# What do exponents of $\mathbb{R}$ denote?

An equation in my machine learning class says
$$x= \begin{bmatrix} x_0 \\ x_1 \\ \vdots \\ x_n \\ \end{bmatrix} \in ℝ^{n+1}$$

I'm reading this as "x is the subset of numbers belonging to the set off all real numbers that are the square of the set total plus one" and I don't feel that's correct.
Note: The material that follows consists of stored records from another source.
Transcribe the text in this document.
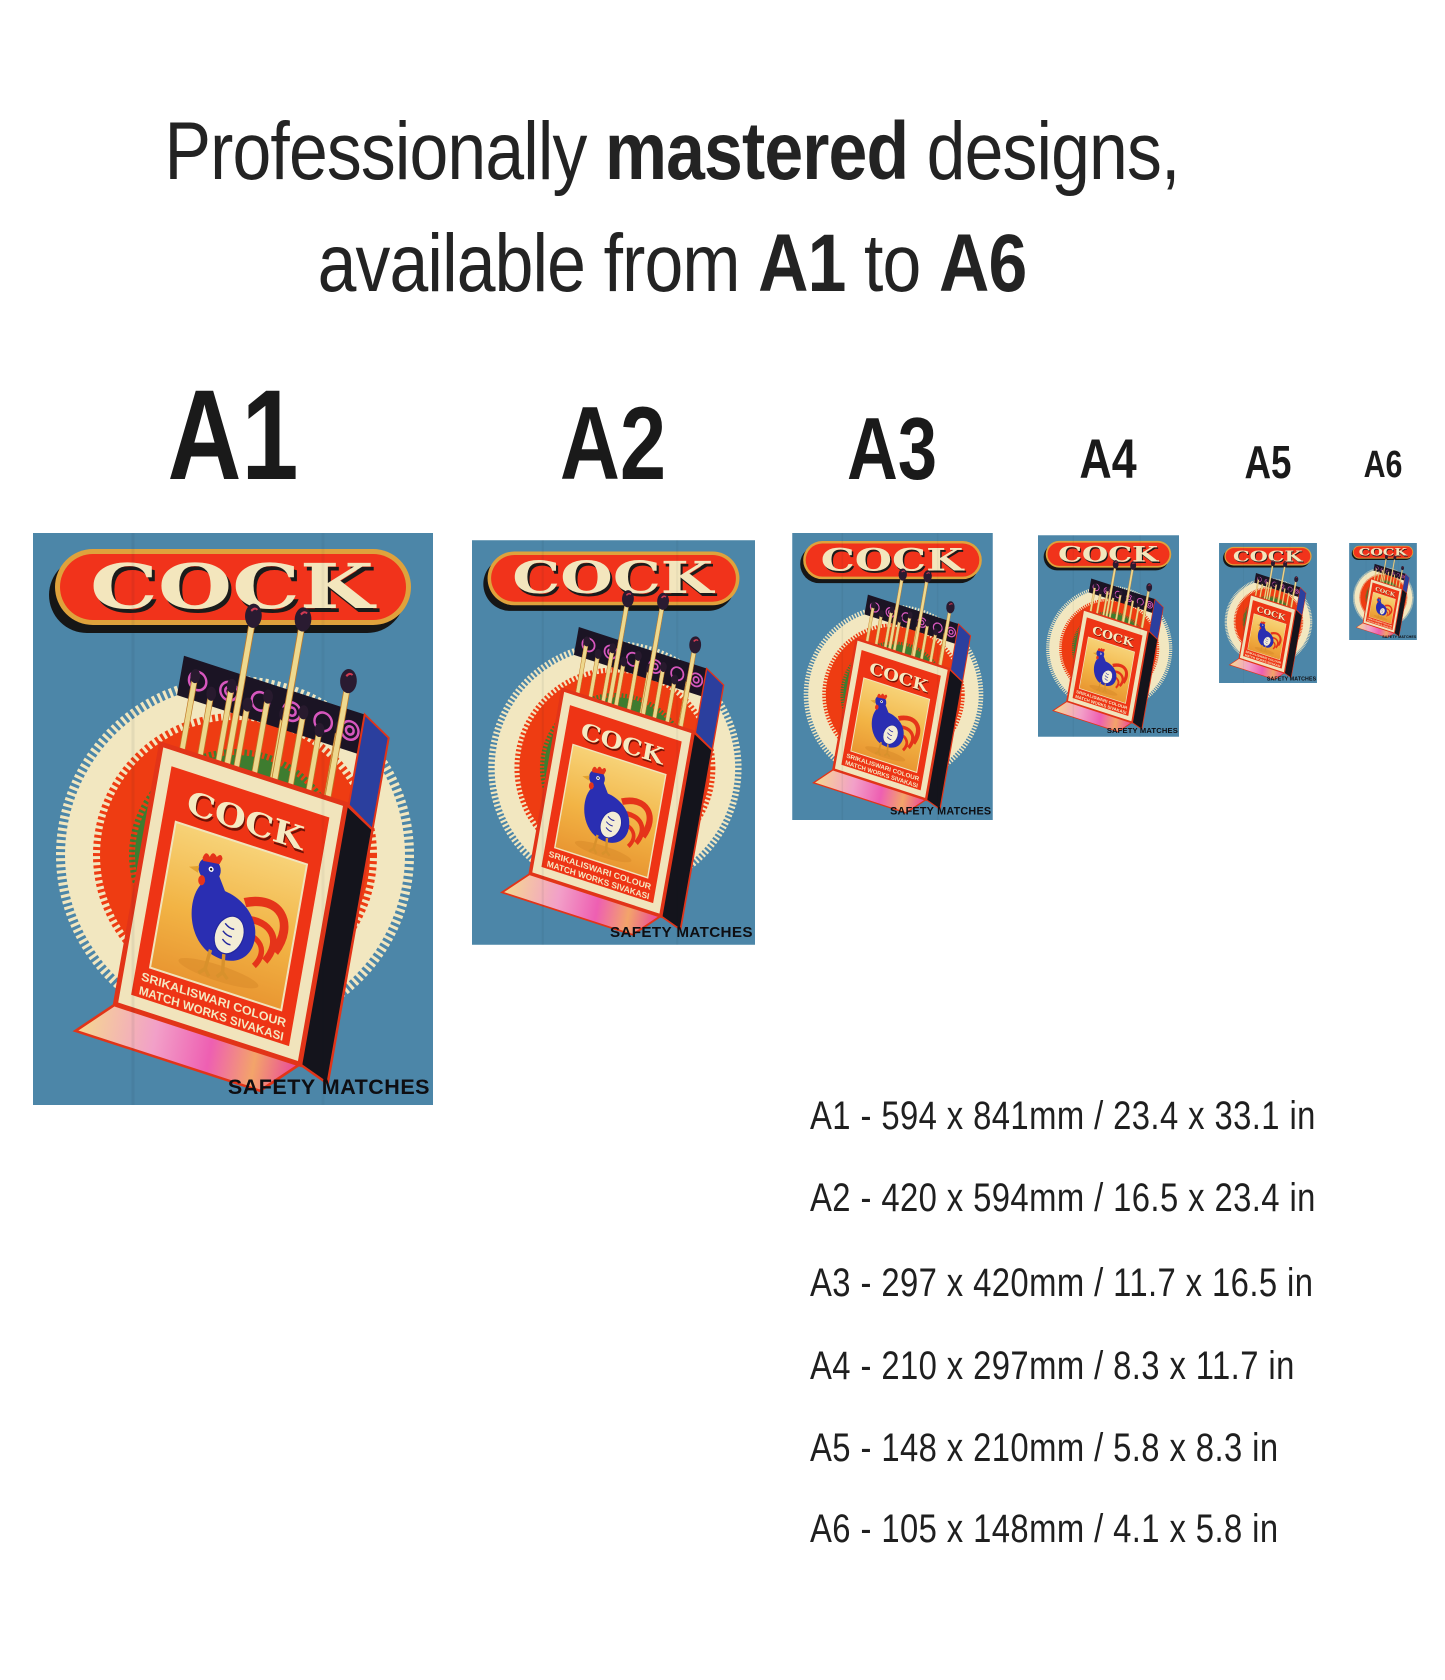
Professionally mastered designs,
available from A1 to A6
A1	A2	A3	A4	A5	A6
A1 - 594 x 841mm / 23.4 x 33.1 in
A2 - 420 x 594mm / 16.5 x 23.4 in
A3 - 297 x 420mm / 11.7 x 16.5 in
A4 - 210 x 297mm / 8.3 x 11.7 in
A5 - 148 x 210mm / 5.8 x 8.3 in
A6 - 105 x 148mm / 4.1 x 5.8 in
• $ℝ^{2}$ means 2 dimensions, $ℝ^{3}$ means 3 dimensions, $ℝ^{4}$ means 4 dimensions, and so on.
– ndh
Oct 22 '13 at 5:30
• It's a set of all n-tuples of real numbers, i.e. that belong to $\mathbb R$. Oct 22 '13 at 5:30
• x is an element in the set of all vectors of length $n+1$ where each "cell" in the vector has a real number Oct 22 '13 at 5:31

First of all $x$ isn't a subset of $\mathbb{R}^{n+1}$, it is an element of $\mathbb{R}^{n+1}$.
Let $X$ be a fixed set. Then $X^{n+1}$ is the set of ordered $(n+1)$-tuples of elements of $X$. That is, $$X^{n+1} = \{(x_0, x_1, \dots, x_n) \mid x_0, x_1, \dots, x_n \in X\}.$$ In the case where $X = \mathbb{R}$, these are just real $(n+1)$-dimensional vectors that we usually write as columns, as you have done.
For any set $X$, the notation $X^n$ denotes the set of all $n$-tuples of elements of $X$: the lists $(x_1,x_2,\ldots,x_n)$ where each $x_i$ is an (independently chosen) element of $X$. Therefore $\Bbb R^{n+1}$ denotes the set of all $n+1$-tuples of real numbers, which are here written vertically, and indexed starting from$~0$.
The equation simply states that $x$ is a $(n+1) \times 1$ vector. So $\mathbb{R}^{n+1}$ is the space where $(n+1) \times 1$ vectors lie.